Throw in time for meals and a brief nap after the dental ordeal and one can see that an Armstrong barnstorming tour is all work and all "play," but not relaxation.

"Sure, the guy's human. This sort of thing takes a heck of a lot out of him," remarked Dr. Alexander Schiff, the group's accompanying physician, in reply to a question on Louie's ability to withstand such continued strain.

"It's not money that keeps him going like this night after night," said Trummy Young, who has been playing trombone and assisting Louie in comedy and song with the All-Stars for nine years.

"Pops is almost 62 and if the Almighty would let him he'd go on like this for another 62 years," Young continued. "He's a showman, that's why he keeps going like this."

And a showman Louie continues to be.
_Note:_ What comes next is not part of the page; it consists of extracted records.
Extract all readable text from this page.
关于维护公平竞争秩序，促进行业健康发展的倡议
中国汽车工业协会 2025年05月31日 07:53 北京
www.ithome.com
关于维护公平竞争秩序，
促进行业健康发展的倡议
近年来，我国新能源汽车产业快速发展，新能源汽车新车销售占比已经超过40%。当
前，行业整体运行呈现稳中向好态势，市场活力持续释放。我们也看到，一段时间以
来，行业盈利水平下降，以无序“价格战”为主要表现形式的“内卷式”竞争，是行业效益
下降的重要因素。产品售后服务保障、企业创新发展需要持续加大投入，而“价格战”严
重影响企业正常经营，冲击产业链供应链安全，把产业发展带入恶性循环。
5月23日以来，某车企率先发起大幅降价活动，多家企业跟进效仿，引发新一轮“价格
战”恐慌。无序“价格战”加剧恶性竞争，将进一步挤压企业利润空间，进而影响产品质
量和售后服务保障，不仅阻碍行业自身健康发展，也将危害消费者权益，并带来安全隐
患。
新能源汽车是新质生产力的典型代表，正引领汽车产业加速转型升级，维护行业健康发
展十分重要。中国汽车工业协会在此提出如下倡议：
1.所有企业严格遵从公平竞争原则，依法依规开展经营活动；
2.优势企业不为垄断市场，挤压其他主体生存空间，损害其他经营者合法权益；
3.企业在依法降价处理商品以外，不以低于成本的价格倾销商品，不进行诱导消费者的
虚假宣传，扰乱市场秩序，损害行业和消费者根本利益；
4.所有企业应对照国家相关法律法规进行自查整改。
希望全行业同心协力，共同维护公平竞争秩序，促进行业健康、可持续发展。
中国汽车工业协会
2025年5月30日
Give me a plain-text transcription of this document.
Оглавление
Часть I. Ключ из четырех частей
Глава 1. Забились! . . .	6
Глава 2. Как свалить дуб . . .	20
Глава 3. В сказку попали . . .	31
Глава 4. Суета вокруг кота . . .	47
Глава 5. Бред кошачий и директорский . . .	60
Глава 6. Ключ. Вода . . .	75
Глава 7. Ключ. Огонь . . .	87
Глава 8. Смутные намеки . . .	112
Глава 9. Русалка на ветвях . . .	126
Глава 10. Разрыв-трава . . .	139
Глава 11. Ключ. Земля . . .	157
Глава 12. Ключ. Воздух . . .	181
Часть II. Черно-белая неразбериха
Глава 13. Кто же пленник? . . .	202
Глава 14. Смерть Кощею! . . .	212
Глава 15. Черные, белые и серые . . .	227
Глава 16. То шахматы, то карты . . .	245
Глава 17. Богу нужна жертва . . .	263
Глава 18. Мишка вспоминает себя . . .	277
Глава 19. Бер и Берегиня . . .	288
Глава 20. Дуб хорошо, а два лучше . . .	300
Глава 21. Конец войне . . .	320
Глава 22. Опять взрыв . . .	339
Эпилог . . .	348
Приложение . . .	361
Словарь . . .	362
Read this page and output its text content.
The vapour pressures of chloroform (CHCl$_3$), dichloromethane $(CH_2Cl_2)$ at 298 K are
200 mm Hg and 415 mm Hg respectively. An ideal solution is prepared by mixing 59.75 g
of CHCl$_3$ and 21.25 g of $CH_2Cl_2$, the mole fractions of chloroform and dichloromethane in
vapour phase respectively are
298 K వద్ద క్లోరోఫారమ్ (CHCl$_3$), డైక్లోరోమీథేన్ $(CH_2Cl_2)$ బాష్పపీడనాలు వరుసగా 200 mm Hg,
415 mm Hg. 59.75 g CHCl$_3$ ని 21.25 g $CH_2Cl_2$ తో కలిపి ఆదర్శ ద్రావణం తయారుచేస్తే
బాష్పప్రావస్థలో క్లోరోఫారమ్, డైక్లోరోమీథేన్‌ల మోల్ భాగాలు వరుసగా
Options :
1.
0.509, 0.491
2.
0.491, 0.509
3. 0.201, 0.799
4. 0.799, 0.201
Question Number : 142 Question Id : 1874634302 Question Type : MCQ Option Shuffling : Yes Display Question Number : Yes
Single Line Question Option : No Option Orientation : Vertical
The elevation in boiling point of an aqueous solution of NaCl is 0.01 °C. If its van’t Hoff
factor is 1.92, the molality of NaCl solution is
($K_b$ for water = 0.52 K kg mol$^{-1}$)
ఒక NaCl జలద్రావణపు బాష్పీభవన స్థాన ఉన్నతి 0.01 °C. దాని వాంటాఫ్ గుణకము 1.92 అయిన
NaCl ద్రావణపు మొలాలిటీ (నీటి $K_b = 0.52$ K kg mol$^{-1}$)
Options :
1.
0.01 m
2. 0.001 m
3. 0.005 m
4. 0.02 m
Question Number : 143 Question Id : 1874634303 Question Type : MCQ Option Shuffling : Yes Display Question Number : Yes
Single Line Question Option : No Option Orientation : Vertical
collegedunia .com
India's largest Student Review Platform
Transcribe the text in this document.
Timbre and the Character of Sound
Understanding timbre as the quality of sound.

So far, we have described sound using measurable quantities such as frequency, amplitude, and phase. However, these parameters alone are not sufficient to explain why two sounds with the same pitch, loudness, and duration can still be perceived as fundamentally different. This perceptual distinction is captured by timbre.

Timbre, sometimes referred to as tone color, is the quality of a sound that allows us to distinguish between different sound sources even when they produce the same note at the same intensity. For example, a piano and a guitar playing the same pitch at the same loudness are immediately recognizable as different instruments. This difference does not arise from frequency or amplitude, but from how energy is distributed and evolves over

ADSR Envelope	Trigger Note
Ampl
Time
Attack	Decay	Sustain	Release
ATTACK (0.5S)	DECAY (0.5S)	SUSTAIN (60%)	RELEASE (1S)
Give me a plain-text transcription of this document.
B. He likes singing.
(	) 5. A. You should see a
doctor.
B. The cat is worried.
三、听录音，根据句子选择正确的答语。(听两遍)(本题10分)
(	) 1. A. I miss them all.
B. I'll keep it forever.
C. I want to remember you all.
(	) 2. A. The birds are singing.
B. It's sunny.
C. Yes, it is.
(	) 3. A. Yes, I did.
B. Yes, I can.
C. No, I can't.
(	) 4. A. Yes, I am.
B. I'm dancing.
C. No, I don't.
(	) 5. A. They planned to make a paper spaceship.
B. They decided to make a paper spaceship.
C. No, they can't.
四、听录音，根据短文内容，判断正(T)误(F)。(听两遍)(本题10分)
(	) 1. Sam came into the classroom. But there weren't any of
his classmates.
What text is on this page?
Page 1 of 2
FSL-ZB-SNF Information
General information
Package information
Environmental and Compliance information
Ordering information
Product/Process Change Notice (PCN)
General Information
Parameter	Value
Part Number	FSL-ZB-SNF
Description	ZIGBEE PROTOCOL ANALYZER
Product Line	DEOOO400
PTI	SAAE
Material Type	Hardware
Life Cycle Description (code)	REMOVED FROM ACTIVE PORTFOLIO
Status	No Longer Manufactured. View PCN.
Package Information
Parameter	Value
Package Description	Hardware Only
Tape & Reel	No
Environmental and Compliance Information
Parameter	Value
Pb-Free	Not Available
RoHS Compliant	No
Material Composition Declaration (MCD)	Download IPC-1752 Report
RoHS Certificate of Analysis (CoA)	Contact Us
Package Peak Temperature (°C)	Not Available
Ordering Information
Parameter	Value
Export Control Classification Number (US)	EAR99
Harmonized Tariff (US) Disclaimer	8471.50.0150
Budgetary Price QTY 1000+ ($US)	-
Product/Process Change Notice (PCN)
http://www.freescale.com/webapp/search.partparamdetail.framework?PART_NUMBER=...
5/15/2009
The two audiences sat in rapt devotion as Louie and his group played and clowned, swinging out all the Armstrong trademarks, "High Society", "Blueberry Hill", "Ko-Ko-Mo", "Kiss to Build a Dream On", "Mack the Knife" and on and on, winding up with "When the Saints Go Marching In."

Every move, every action, every solo was roundly applauded.

Ahead of Louie and his group lies a string of one-nighters in Switzerland, Germany again, Scandinavia and one more invasion of Germany before returning to the U.S.

"We're going to get a month or two of complete rest before making the circuit in America. And we're still hoping to get the go-ahead from the State Department for a tour of Russia."

The speaker was Louie's wife and constant companion, Lucille, who admitted excitement over the anticipated adoption by the Armstrongs of two infants, one each from Ghana and Cameroon.

"Nah, man, of Pops likes to play for everybody, everywhere," Louie chimed in. "There's lots of places and a lot of people that we haven't seen yet."

Back at their hotel, Satchmo said good night and headed for the elevator, his room and, a welcome bed.

It was now nearly 1:30 a.m. A wakeup call was listed for 5 a.m.